WASHINGTON — The Pentagon’s inspector general plans to audit the military’s books to make sure everything was above board related to the department’s determination earlier this year that it had essentially discovered $6.2 billion due to “valuation errors” for weapons bound for Ukraine, according to a new IG letter.

“The objective of this audit is to determine the extent and impact of the March 2023 estimation change for valuing assets provided under Presidential Drawdown Authority (PDA), determine whether DoD components followed the current policy when updating the value of items provided to Ukraine through PDA, and assess whether the current PDA valuation policy complies with federal laws and regulations,” the Pentagon’s IG office wrote in a letter dated Sept. 5 and addressed to the Pentagon’s comptroller, along with several of the services’ auditor general offices.

The office is giving the department and services five days to pick their point people to field questions.

“We may revise the objective as the audit proceeds, and we will also consider suggestions from management for additional or revised objectives,” the Pentagon IG added. “We plan to perform this audit in accordance with the Government Accountability Office’s generally accepted government auditing standards.”
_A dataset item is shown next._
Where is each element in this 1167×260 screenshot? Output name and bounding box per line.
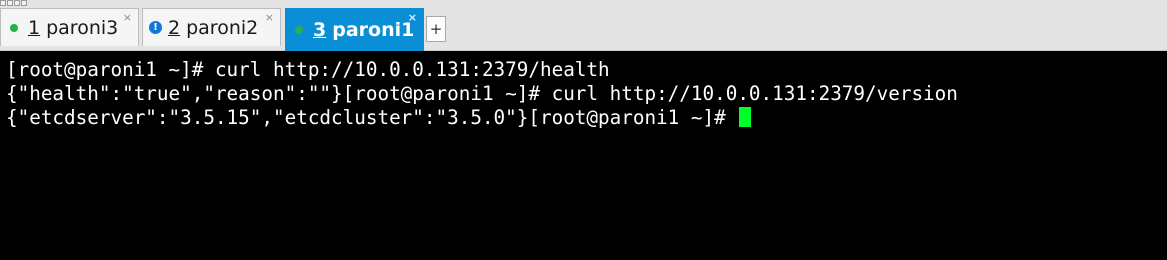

The audit comes at a time when a political fight is brewing on Capitol Hill over the budget and whether American dollars and weapons should continue flowing to Kyiv. As of Aug. 29, there was approximately $5.75 billion in restored Presidential Drawdown Authority funding that remains available for Ukraine, according to DoD spokesman Lt. Col. Garron Garn. That figure was reduced by $175 million today when the Biden administration announced a new weapons package bound for Ukraine.

Reuters first reported in May that the Pentagon had realized it had been miscalculating the cost of security aid via presidential drawdown — weapons taken straight from US stocks and sent to Ukraine — because it had calculated as if it was providing new weapons and platforms, rather than used ones, accidentally inflating the total expenditure. At that time, the Pentagon said it was off by some $3 billion but that figure soon jumped to $6.2 billion to account for miscalculations in both fiscal years 2022 and 2023.

“The question was when… a service provided them a piece of equipment, how is that valued? Is it valued as a brand-new item? Is it valued as depreciated?” Undersecretary of Defense for Acquisition and Sustainment Bill LaPlante told reporters on Aug 28 during a National Defense Industrial Association conference. 

“So that was the rule set that was changed… was how we value things,” he said. “If you’ve had to have something replaced from an insurance company, and you talk to an insurance company about how you value the thing you replaced, it was that conversation.”